PDF(Pubmed)
Abstract:
Although antibody-mediated lung damage is a major factor in transfusion-related acute lung injury (ALI), autoimmune lung disease (for example, coatomer subunit α [COPA] syndrome), and primary graft dysfunction following lung transplantation, the mechanism by which antigen-antibody complexes activate complement to induce lung damage remains unclear. In this issue of the JCI, Cleary and colleagues utilized several approaches to demonstrate that IgG forms hexamers with MHC class I alloantibodies. This hexamerization served as a key pathophysiological mechanism in alloimmune lung injury models and was mediated through the classical pathway of complement activation.
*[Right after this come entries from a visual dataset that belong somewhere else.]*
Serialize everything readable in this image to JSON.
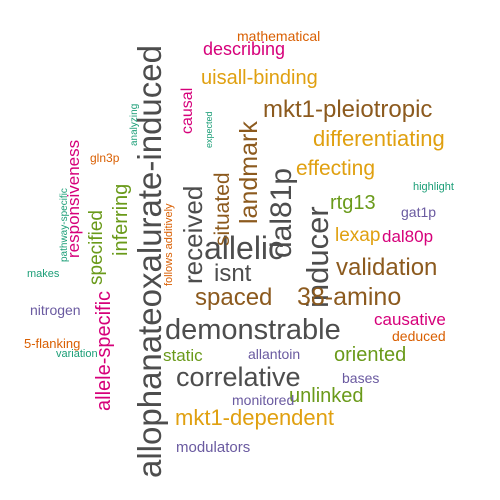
{
  "words": [
    {
      "text": "allophanateoxalurate-induced",
      "color": "#4d4d4d",
      "orientation": "vertical"
    },
    {
      "text": "demonstrable",
      "color": "#4d4d4d",
      "orientation": "horizontal"
    },
    {
      "text": "correlative",
      "color": "#4d4d4d",
      "orientation": "horizontal"
    },
    {
      "text": "inducer",
      "color": "#4d4d4d",
      "orientation": "vertical"
    },
    {
      "text": "allelic",
      "color": "#4d4d4d",
      "orientation": "horizontal"
    },
    {
      "text": "isnt",
      "color": "#4d4d4d",
      "orientation": "horizontal"
    },
    {
      "text": "dal81p",
      "color": "#4d4d4d",
      "orientation": "vertical"
    },
    {
      "text": "received",
      "color": "#4d4d4d",
      "orientation": "vertical"
    },
    {
      "text": "38-amino",
      "color": "#8c5a1e",
      "orientation": "horizontal"
    },
    {
      "text": "landmark",
      "color": "#8c5a1e",
      "orientation": "vertical"
    },
    {
      "text": "spaced",
      "color": "#8c5a1e",
      "orientation": "horizontal"
    },
    {
      "text": "validation",
      "color": "#8c5a1e",
      "orientation": "horizontal"
    },
    {
      "text": "situated",
      "color": "#8c5a1e",
      "orientation": "vertical"
    },
    {
      "text": "mkt1-pleiotropic",
      "color": "#8c5a1e",
      "orientation": "horizontal"
    },
    {
      "text": "mkt1-dependent",
      "color": "#e0a010",
      "orientation": "horizontal"
    },
    {
      "text": "differentiating",
      "color": "#e0a010",
      "orientation": "horizontal"
    },
    {
      "text": "effecting",
      "color": "#e0a010",
      "orientation": "horizontal"
    },
    {
      "text": "uisall-binding",
      "color": "#e0a010",
      "orientation": "horizontal"
    },
    {
      "text": "lexap",
      "color": "#e0a010",
      "orientation": "horizontal"
    },
    {
      "text": "allele-specific",
      "color": "#d6007a",
      "orientation": "vertical"
    },
    {
      "text": "inferring",
      "color": "#6a9a1a",
      "orientation": "vertical"
    },
    {
      "text": "specified",
      "color": "#6a9a1a",
      "orientation": "vertical"
    },
    {
      "text": "responsiveness",
      "color": "#d6007a",
      "orientation": "vertical"
    },
    {
      "text": "causal",
      "color": "#d6007a",
      "orientation": "vertical"
    },
    {
      "text": "describing",
      "color": "#d6007a",
      "orientation": "horizontal"
    },
    {
      "text": "causative",
      "color": "#d6007a",
      "orientation": "horizontal"
    },
    {
      "text": "dal80p",
      "color": "#d6007a",
      "orientation": "horizontal"
    },
    {
      "text": "oriented",
      "color": "#6a9a1a",
      "orientation": "horizontal"
    },
    {
      "text": "unlinked",
      "color": "#6a9a1a",
      "orientation": "horizontal"
    },
    {
      "text": "rtg13",
      "color": "#6a9a1a",
      "orientation": "horizontal"
    },
    {
      "text": "static",
      "color": "#6a9a1a",
      "orientation": "horizontal"
    },
    {
      "text": "modulators",
      "color": "#6a5aa0",
      "orientation": "horizontal"
    },
    {
      "text": "nitrogen",
      "color": "#6a5aa0",
      "orientation": "horizontal"
    },
    {
      "text": "allantoin",
      "color": "#6a5aa0",
      "orientation": "horizontal"
    },
    {
      "text": "monitored",
      "color": "#6a5aa0",
      "orientation": "horizontal"
    },
    {
      "text": "bases",
      "color": "#6a5aa0",
      "orientation": "horizontal"
    },
    {
      "text": "gat1p",
      "color": "#6a5aa0",
      "orientation": "horizontal"
    },
    {
      "text": "mathematical",
      "color": "#d95f02",
      "orientation": "horizontal"
    },
    {
      "text": "deduced",
      "color": "#d95f02",
      "orientation": "horizontal"
    },
    {
      "text": "5-flanking",
      "color": "#d95f02",
      "orientation": "horizontal"
    },
    {
      "text": "gln3p",
      "color": "#d95f02",
      "orientation": "horizontal"
    },
    {
      "text": "follows additively",
      "color": "#d95f02",
      "orientation": "vertical"
    },
    {
      "text": "highlight",
      "color": "#1b9e77",
      "orientation": "horizontal"
    },
    {
      "text": "makes",
      "color": "#1b9e77",
      "orientation": "horizontal"
    },
    {
      "text": "variation",
      "color": "#1b9e77",
      "orientation": "horizontal"
    },
    {
      "text": "pathway-specific",
      "color": "#1b9e77",
      "orientation": "vertical"
    },
    {
      "text": "analyzing",
      "color": "#1b9e77",
      "orientation": "vertical"
    },
    {
      "text": "expected",
      "color": "#1b9e77",
      "orientation": "vertical"
    }
  ]
}
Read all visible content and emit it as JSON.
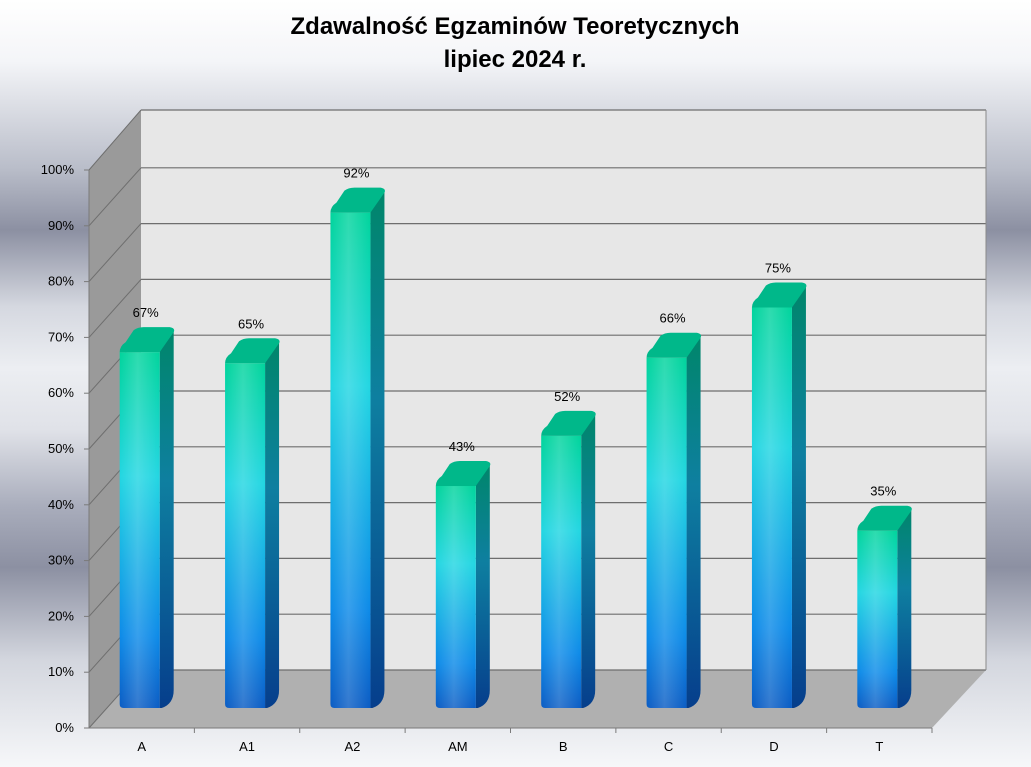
{
  "chart_data": {
    "type": "bar",
    "title": "Zdawalność Egzaminów Teoretycznych",
    "subtitle": "lipiec 2024 r.",
    "categories": [
      "A",
      "A1",
      "A2",
      "AM",
      "B",
      "C",
      "D",
      "T"
    ],
    "values": [
      67,
      65,
      92,
      43,
      52,
      66,
      75,
      35
    ],
    "data_labels": [
      "67%",
      "65%",
      "92%",
      "43%",
      "52%",
      "66%",
      "75%",
      "35%"
    ],
    "y_ticks": [
      "0%",
      "10%",
      "20%",
      "30%",
      "40%",
      "50%",
      "60%",
      "70%",
      "80%",
      "90%",
      "100%"
    ],
    "ylim": [
      0,
      100
    ],
    "xlabel": "",
    "ylabel": "",
    "grid": true,
    "legend": "none",
    "colors": {
      "bar_top": "#00d9a0",
      "bar_mid": "#2ad8e0",
      "bar_bottom": "#0a6fd8",
      "wall": "#e7e7e7",
      "side_wall": "#9a9a9a",
      "floor": "#b0b0b0"
    }
  }
}
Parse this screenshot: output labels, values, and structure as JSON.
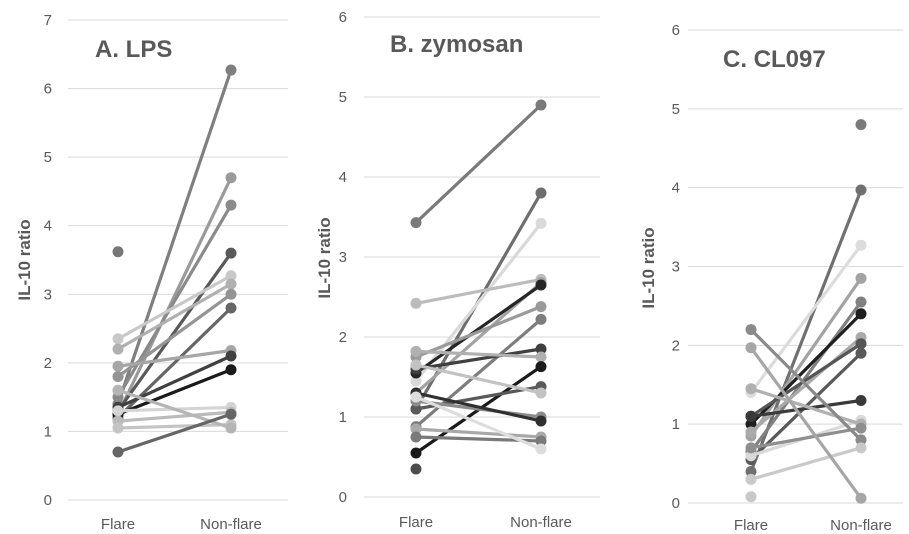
{
  "chart_data": [
    {
      "type": "line",
      "title": "A. LPS",
      "xlabel": "",
      "ylabel": "IL-10 ratio",
      "categories": [
        "Flare",
        "Non-flare"
      ],
      "ylim": [
        0,
        7
      ],
      "yticks": [
        0,
        1,
        2,
        3,
        4,
        5,
        6,
        7
      ],
      "grid": true,
      "series": [
        {
          "values": [
            1.4,
            6.27
          ],
          "color": "#7f7f7f"
        },
        {
          "values": [
            1.25,
            4.7
          ],
          "color": "#9a9a9a"
        },
        {
          "values": [
            1.5,
            4.3
          ],
          "color": "#8a8a8a"
        },
        {
          "values": [
            1.3,
            3.6
          ],
          "color": "#595959"
        },
        {
          "values": [
            2.35,
            3.27
          ],
          "color": "#c8c8c8"
        },
        {
          "values": [
            2.2,
            3.15
          ],
          "color": "#b0b0b0"
        },
        {
          "values": [
            1.8,
            3.0
          ],
          "color": "#949494"
        },
        {
          "values": [
            1.2,
            2.8
          ],
          "color": "#666666"
        },
        {
          "values": [
            1.95,
            2.18
          ],
          "color": "#a6a6a6"
        },
        {
          "values": [
            1.35,
            2.1
          ],
          "color": "#404040"
        },
        {
          "values": [
            1.25,
            1.9
          ],
          "color": "#1a1a1a"
        },
        {
          "values": [
            1.3,
            1.35
          ],
          "color": "#d4d4d4"
        },
        {
          "values": [
            1.15,
            1.28
          ],
          "color": "#bbbbbb"
        },
        {
          "values": [
            1.05,
            1.1
          ],
          "color": "#c4c4c4"
        },
        {
          "values": [
            1.6,
            1.05
          ],
          "color": "#b5b5b5"
        },
        {
          "values": [
            0.7,
            1.25
          ],
          "color": "#666666"
        },
        {
          "values": [
            3.62,
            null
          ],
          "color": "#777777"
        }
      ]
    },
    {
      "type": "line",
      "title": "B. zymosan",
      "xlabel": "",
      "ylabel": "IL-10 ratio",
      "categories": [
        "Flare",
        "Non-flare"
      ],
      "ylim": [
        0,
        6
      ],
      "yticks": [
        0,
        1,
        2,
        3,
        4,
        5,
        6
      ],
      "grid": true,
      "series": [
        {
          "values": [
            1.1,
            3.8
          ],
          "color": "#6e6e6e"
        },
        {
          "values": [
            1.45,
            3.42
          ],
          "color": "#d9d9d9"
        },
        {
          "values": [
            2.42,
            2.72
          ],
          "color": "#bcbcbc"
        },
        {
          "values": [
            1.3,
            2.68
          ],
          "color": "#a3a3a3"
        },
        {
          "values": [
            1.55,
            2.65
          ],
          "color": "#262626"
        },
        {
          "values": [
            1.75,
            2.38
          ],
          "color": "#9a9a9a"
        },
        {
          "values": [
            0.88,
            2.22
          ],
          "color": "#7d7d7d"
        },
        {
          "values": [
            1.6,
            1.85
          ],
          "color": "#404040"
        },
        {
          "values": [
            1.82,
            1.75
          ],
          "color": "#b0b0b0"
        },
        {
          "values": [
            0.55,
            1.63
          ],
          "color": "#1a1a1a"
        },
        {
          "values": [
            1.1,
            1.38
          ],
          "color": "#595959"
        },
        {
          "values": [
            1.65,
            1.3
          ],
          "color": "#c2c2c2"
        },
        {
          "values": [
            1.2,
            1.0
          ],
          "color": "#8c8c8c"
        },
        {
          "values": [
            1.3,
            0.95
          ],
          "color": "#303030"
        },
        {
          "values": [
            0.85,
            0.75
          ],
          "color": "#a9a9a9"
        },
        {
          "values": [
            0.75,
            0.7
          ],
          "color": "#7a7a7a"
        },
        {
          "values": [
            1.25,
            0.6
          ],
          "color": "#dddddd"
        },
        {
          "values": [
            0.35,
            null
          ],
          "color": "#4d4d4d"
        },
        {
          "values": [
            3.43,
            4.9
          ],
          "color": "#7a7a7a"
        }
      ]
    },
    {
      "type": "line",
      "title": "C. CL097",
      "xlabel": "",
      "ylabel": "IL-10 ratio",
      "categories": [
        "Flare",
        "Non-flare"
      ],
      "ylim": [
        0,
        6
      ],
      "yticks": [
        0,
        1,
        2,
        3,
        4,
        5,
        6
      ],
      "grid": true,
      "series": [
        {
          "values": [
            0.4,
            3.97
          ],
          "color": "#707070"
        },
        {
          "values": [
            1.4,
            3.27
          ],
          "color": "#dcdcdc"
        },
        {
          "values": [
            0.85,
            2.85
          ],
          "color": "#a3a3a3"
        },
        {
          "values": [
            0.65,
            2.55
          ],
          "color": "#808080"
        },
        {
          "values": [
            1.0,
            2.4
          ],
          "color": "#1f1f1f"
        },
        {
          "values": [
            0.9,
            2.1
          ],
          "color": "#aaaaaa"
        },
        {
          "values": [
            1.1,
            2.02
          ],
          "color": "#555555"
        },
        {
          "values": [
            0.55,
            1.9
          ],
          "color": "#595959"
        },
        {
          "values": [
            1.1,
            1.3
          ],
          "color": "#3a3a3a"
        },
        {
          "values": [
            0.6,
            1.05
          ],
          "color": "#d9d9d9"
        },
        {
          "values": [
            1.45,
            1.0
          ],
          "color": "#b0b0b0"
        },
        {
          "values": [
            0.7,
            0.95
          ],
          "color": "#8f8f8f"
        },
        {
          "values": [
            2.2,
            0.8
          ],
          "color": "#8a8a8a"
        },
        {
          "values": [
            0.3,
            0.7
          ],
          "color": "#c9c9c9"
        },
        {
          "values": [
            1.97,
            0.06
          ],
          "color": "#a6a6a6"
        },
        {
          "values": [
            0.08,
            null
          ],
          "color": "#c8c8c8"
        },
        {
          "values": [
            null,
            4.8
          ],
          "color": "#7a7a7a"
        }
      ]
    }
  ]
}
Additionally, the authors provided avenues for exploring therapeutics for this currently hard-to-treat clinical entity that has several etiologies but a potentially focused mechanism.
摘要:
尽管抗体介导的肺损伤是输血相关急性肺损伤(ALI)的主要因素,自身免疫性肺病(例如,coatomer亚基α[COPA]综合征),和肺移植后的原发性移植物功能障碍,抗原-抗体复合物激活补体诱导肺损伤的机制尚不清楚.在本期JCI中,Cleary及其同事使用了几种方法来证明IgG与MHCI类同种抗体形成六聚体。在同种免疫肺损伤模型中,这种六聚体化是关键的病理生理机制,并通过经典的补体激活途径介导。此外,作者提供了探索这种目前难以治疗的临床实体的治疗方法的途径,该实体有多种病因,但有可能集中在机制上.